Major accountabilities:

• 1. Serves as the primary study lead ensuring timely and quality deliverables
• a. Leads the effective and timely development and implementation of clinical systems for assigned studies
• b. Uses advanced database programming techniques to solve study specific complex validation or custom development needs
• c. Understand and manages study metadata to compliment data provisioning in compliance with global standards.
• d. Coordinates database development and conducts database testing e. Develops data models to support data review and acquisition standards.
• 2. Establishes and maintains strong working relationships with study teams, and functional lines.
• 3. Acts as a technical consultant ensuring appropriate development, maintenance, and use of all system capabilities such as electronic data capture, database programming, edit check programming, report programming, electronic data load, interactive response technology, electronic patient reported outcomes, metadata management and other clinical database development activities.
• 4. Ensures that systems meet regulatory requirements, internal standards and are deployed with exceptional quality eliminating post production changes.
• 5. Lead independently or participate in improvement initiatives and/or non-clinical projects.
• 6. Communicate and ensure that study objectives and priorities are met according to agreed timelines, strategies, quality and scientific standards.
• 7. Responsible for multiple studies in parallel with minimal supervision/ mentoring.
• 8. Coordinates resources to ensure study objectives are met.
• 9. Contributes to the development/updates of Clinical Systems processes and supports training on systems and processes to ensure compliance.
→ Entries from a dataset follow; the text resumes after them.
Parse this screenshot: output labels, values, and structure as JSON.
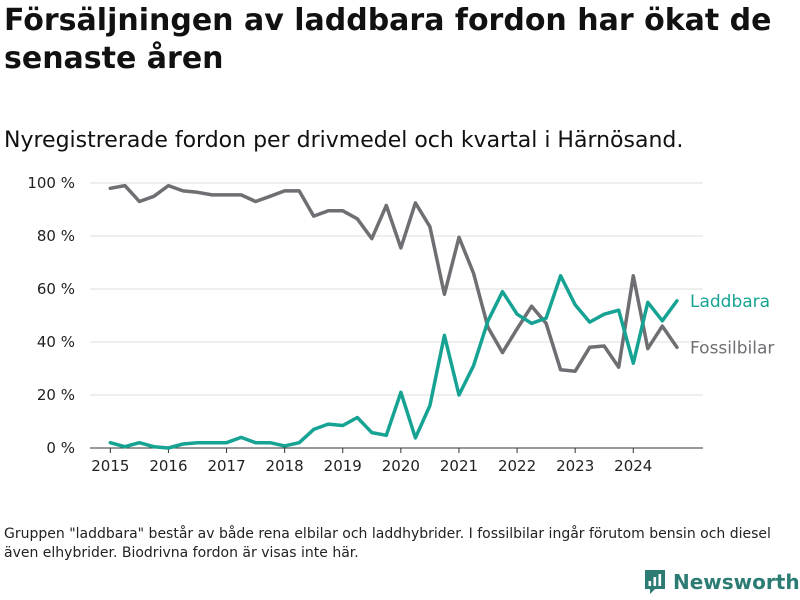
{
  "title": "Försäljningen av laddbara fordon har ökat de senaste åren",
  "subtitle": "Nyregistrerade fordon per drivmedel och kvartal i Härnösand.",
  "note": "Gruppen \"laddbara\" består av både rena elbilar och laddhybrider. I fossilbilar ingår förutom bensin och diesel även elhybrider. Biodrivna fordon är visas inte här.",
  "brand": {
    "name": "Newsworthy",
    "icon": "newsworthy-logo-icon"
  },
  "colors": {
    "laddbara": "#16a394",
    "fossil": "#6e6e73",
    "brand": "#2c7c74"
  },
  "chart_data": {
    "type": "line",
    "title": "Nyregistrerade fordon per drivmedel och kvartal i Härnösand.",
    "xlabel": "",
    "ylabel": "",
    "x": [
      2015.0,
      2015.25,
      2015.5,
      2015.75,
      2016.0,
      2016.25,
      2016.5,
      2016.75,
      2017.0,
      2017.25,
      2017.5,
      2017.75,
      2018.0,
      2018.25,
      2018.5,
      2018.75,
      2019.0,
      2019.25,
      2019.5,
      2019.75,
      2020.0,
      2020.25,
      2020.5,
      2020.75,
      2021.0,
      2021.25,
      2021.5,
      2021.75,
      2022.0,
      2022.25,
      2022.5,
      2022.75,
      2023.0,
      2023.25,
      2023.5,
      2023.75,
      2024.0,
      2024.25,
      2024.5,
      2024.75
    ],
    "xlim": [
      2014.65,
      2025.2
    ],
    "ylim": [
      0,
      100
    ],
    "xticks": [
      2015,
      2016,
      2017,
      2018,
      2019,
      2020,
      2021,
      2022,
      2023,
      2024
    ],
    "xtick_labels": [
      "2015",
      "2016",
      "2017",
      "2018",
      "2019",
      "2020",
      "2021",
      "2022",
      "2023",
      "2024"
    ],
    "yticks": [
      0,
      20,
      40,
      60,
      80,
      100
    ],
    "ytick_labels": [
      "0 %",
      "20 %",
      "40 %",
      "60 %",
      "80 %",
      "100 %"
    ],
    "grid": true,
    "series": [
      {
        "name": "Laddbara",
        "key": "laddbara",
        "values": [
          2,
          0.5,
          2,
          0.5,
          0,
          1.5,
          2,
          2,
          2,
          4,
          2,
          2,
          0.8,
          2,
          7,
          9,
          8.5,
          11.5,
          5.8,
          4.8,
          21,
          3.8,
          16,
          42.5,
          20,
          31,
          48,
          59,
          50.5,
          47,
          49,
          65,
          54,
          47.5,
          50.5,
          52,
          32,
          55,
          48,
          55.5
        ]
      },
      {
        "name": "Fossilbilar",
        "key": "fossil",
        "values": [
          98,
          99,
          93,
          95,
          99,
          97,
          96.5,
          95.5,
          95.5,
          95.5,
          93,
          95,
          97,
          97,
          87.5,
          89.5,
          89.5,
          86.5,
          79,
          91.5,
          75.5,
          92.5,
          83.5,
          58,
          79.5,
          66,
          45.5,
          36,
          45,
          53.5,
          47,
          29.5,
          29,
          38,
          38.5,
          30.5,
          65,
          37.5,
          46,
          38
        ]
      }
    ]
  }
}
Key performance indicators:

• Achieve overall goals as set each year by Global Head Clinical Data Operations, GCO.
• Achieve high level of Quality, timeliness and customer satisfaction on Clinical Data Operations activities, deliverables and support.
• No critical findings as result of routine audits or health authority inspections relating to activities/deliverables supported by the Clinical Standards Group.

Minimum Requirements:
Work Experience:

• 1. At least 5 years of experience in setup of clinical databases/Data Warehouse using RAVE or OC-RDC or LSH.
• 2. Excellent interpersonal and written and oral communication skills, with the ability to effectively communicate cross-functionally
• 3. Advanced technical skills:
• a. Expert knowledge of EDC - Medidata RAVE preferred
• b. Excellent understanding of relational databases
• c. Microsoft Office Suite
• d. Knowledge of other programming languages such as SQL, PL/SQL, VBscript, SAS, C# or Java preferred
• e. Experience in Custom Functions is an added advantage.
• 4. Demonstrated ability to consistently produce detailed, high quality deliverables in a team environment
• 5. Excellent problem-solving, project management negotiation and conflict resolution skills
• 6. Good understanding of Drug Development Process, ICHGCP and Health Authority Guidelines & Regulations.
• 7. Ability to mentor within Clinical Sytems and cross functionally and coordinate internal and external training.
• 8. Ability to effectively lead and contribute to initiatives requiring Clinical Database acquisition tools and design expertise
• 9. Excellent planning, resource and project management skills.
• 10. Working knowledge of relevant industry standards including CDASH and SDTM is preferred.